Jusqu'à présent, que cela soit en 1998, en 2001, en 2004, en 2008 ou en 2011, le renouvellement du Sénat a toujours fait suite au renouvellement des conseils généraux. Dans les Cahiers du Conseil constitutionnel relatifs à la loi de décembre 2005 portant sur les dates de renouvellement du Sénat, le commentateur autorisé relevait que cette loi « assurait que les sénateurs ne seraient pas élus par des grands électeurs en fin de mandat » et il poursuivait ainsi : « Au regard du principe constitutionnel selon lequel le Sénat représente les collectivités territoriales, il est préférable [...] de rapprocher à l'avenir l'élection des sénateurs de la désignation par les citoyens du collège électoral sénatorial. » Votre projet de loi fait exactement le contraire.
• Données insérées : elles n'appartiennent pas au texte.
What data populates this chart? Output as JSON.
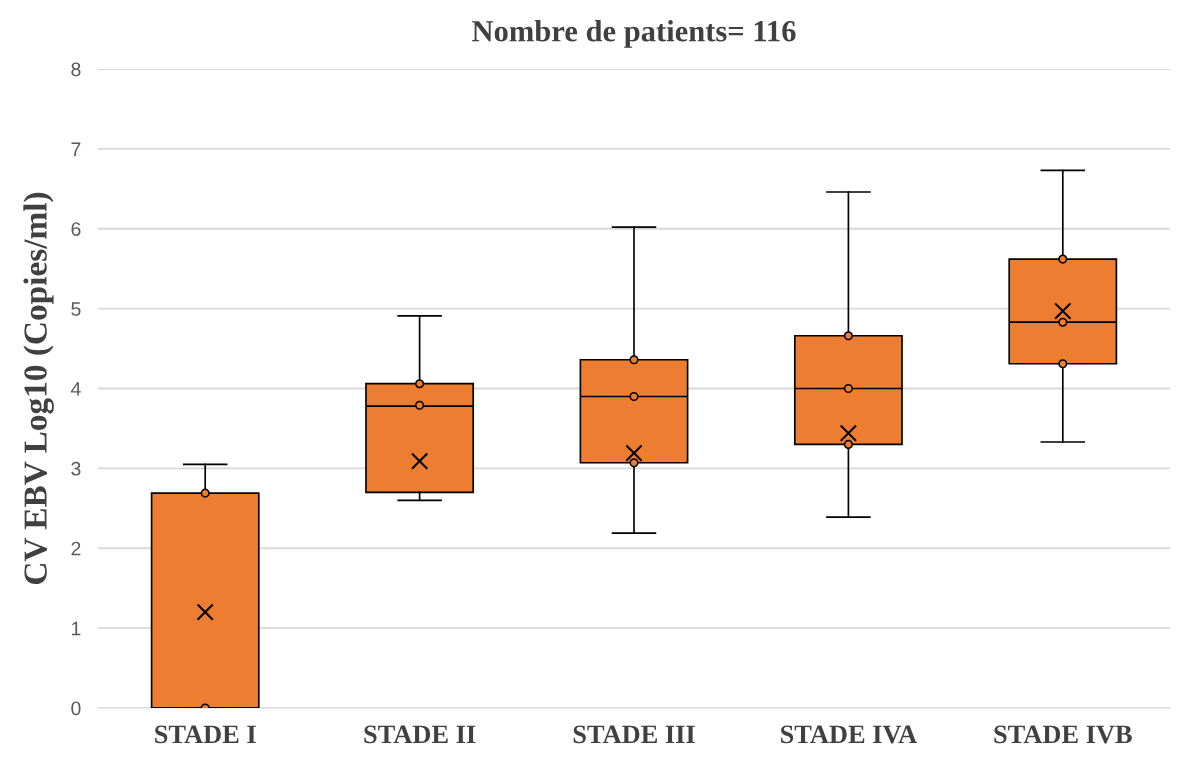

Les sénateurs qui seront élus en 2014 le seront par des grands électeurs, conseillers régionaux et départementaux, en fin de mandat et, de surcroît, exerçant leur mandat au-delà du terme qui était défini légalement lors du dernier renouvellement par moitié du Sénat.

J'ajoute que la part des grands électeurs ainsi affectés par le projet de loi est loin d'être négligeable, puisqu'ils représentent 4 % du collège électoral du Sénat. Cette proportion est encore plus forte dans certains départements. Tel est le cas en Corse, où la part des élus prorogés s'élèvera à 11,2 % en Corse-du-Sud et à 10,2 % en Haute-Corse. Tel est également le cas en Guyane, où la part d'élus prorogés atteindra 11,6 % et où il reviendra à des conseillers régionaux et généraux prorogés d'élire des sénateurs, alors même que les Guyanais s'étaient prononcés, par référendum, en faveur de la suppression des collectivités régionale et départementale au bénéfice de la création d'une collectivité unique dès 2014.

En maintenant ce projet de loi contre vents et marées, le Gouvernement commet, en vérité, trois erreurs.

Une erreur juridique, d'abord, comme je viens de l'exposer. Le Conseil constitutionnel en sera juge, puisque nous le saisirons.

Une erreur politique, ensuite. Le Parti socialiste prétend avoir raison seul contre tous, seul contre l'ensemble des autres formations politiques de notre pays.